When I run this model on various specific cross sections of data at a target accept of 80%, I usually get 1-2 divergences, and all of my r_hat values are 1, and I sample in about a minute. This seems good.
Then, increasing the cross sections included (expanding across the levels, for example including all ages, then all brands, then all cohorts, then all states, in no particular order), seems to work ok up to a point (I can’t say exactly what this critical mass is), and then r_hat issues start to appear, but still very few divergences.
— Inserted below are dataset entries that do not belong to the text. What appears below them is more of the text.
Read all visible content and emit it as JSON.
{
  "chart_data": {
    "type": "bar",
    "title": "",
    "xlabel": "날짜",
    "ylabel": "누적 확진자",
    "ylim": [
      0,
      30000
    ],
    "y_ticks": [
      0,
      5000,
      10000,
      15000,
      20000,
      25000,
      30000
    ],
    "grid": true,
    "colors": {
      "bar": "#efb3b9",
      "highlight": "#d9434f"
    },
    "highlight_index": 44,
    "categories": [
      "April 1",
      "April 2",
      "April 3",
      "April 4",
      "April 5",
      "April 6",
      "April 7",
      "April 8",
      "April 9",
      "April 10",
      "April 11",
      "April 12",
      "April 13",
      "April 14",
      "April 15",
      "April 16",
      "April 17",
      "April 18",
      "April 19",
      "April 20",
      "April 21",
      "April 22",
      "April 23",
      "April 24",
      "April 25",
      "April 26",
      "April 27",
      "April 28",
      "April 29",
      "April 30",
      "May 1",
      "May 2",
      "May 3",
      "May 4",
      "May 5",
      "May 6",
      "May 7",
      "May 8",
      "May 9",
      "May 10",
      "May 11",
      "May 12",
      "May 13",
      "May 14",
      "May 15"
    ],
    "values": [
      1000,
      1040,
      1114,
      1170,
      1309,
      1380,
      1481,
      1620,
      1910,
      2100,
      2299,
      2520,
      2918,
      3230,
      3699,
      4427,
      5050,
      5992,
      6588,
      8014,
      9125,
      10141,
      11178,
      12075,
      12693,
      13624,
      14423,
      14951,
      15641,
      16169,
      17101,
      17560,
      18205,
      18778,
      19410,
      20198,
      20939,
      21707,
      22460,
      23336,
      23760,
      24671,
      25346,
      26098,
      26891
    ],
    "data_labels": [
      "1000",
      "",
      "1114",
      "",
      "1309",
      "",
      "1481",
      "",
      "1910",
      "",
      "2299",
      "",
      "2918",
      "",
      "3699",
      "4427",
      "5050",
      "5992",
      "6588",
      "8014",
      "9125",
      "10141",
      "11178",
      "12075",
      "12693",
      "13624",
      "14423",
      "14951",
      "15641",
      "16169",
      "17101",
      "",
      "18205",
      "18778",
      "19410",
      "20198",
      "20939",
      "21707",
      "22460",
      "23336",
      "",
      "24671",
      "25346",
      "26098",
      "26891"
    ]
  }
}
The model samples very slowly (36 hours for the full model), and the r_hat values become very, very poor with 90% of the variables estimated showing r_hat > 1.01.
So my thinking here was that the sampler must be exploring redundant regions that are not close to reality before getting to where it needs to go, and that is why it isn’t confident in the estimates. To check this, I run pm.sample_prior_predictive
on a specific cross section, and lo and behold I get a plot that looks like this:
Clearly the prior predictions lay above the target value. I think this must be because of the positivity constraints I have on my variables and the priors on those being too large? Interestingly, the prior predictive samples actually match the data pretty well if I scaled the target variable up. Despite this, as I said before, when I run the model on this specific cross section, I get no divergences and good r_hats, and I am happy with the predictions for a first pass.
So I try to tune the priors down a bit, so they can begin at a more reasonable area, and I do this by reducing the sigma values for the half normal distributions in the model to 0.01 (I admit this is quite lazy). I get to a point which seems to cover the target value quite well:
But then actually sampling even the single cross section model produces r_hat issues (3% of variables have r_hat >1.01). Expanding across a hierarchy (state for example) produces poorer r_hat values than the wider priors.
(I am unable to run pm.sample_prior_predictive
on the full model without getting an error of ValueError: conflicting sizes for dimension 'state': length 1 on the data but length 7 on coordinate 'state'
, which seems to be similar to the issue faced in this post, but that isn’t the point of my question.)
So I would like to know:
- Is this behaviour expected?
- What should I try next? (Scaling the y data up doesn’t seem to help)
- Are there some gaps in my understanding about the r_hat reasons?
- Are there any suggestions for speeding up the sampler?
Thank you for reading all of that. I would be super grateful for any pointers.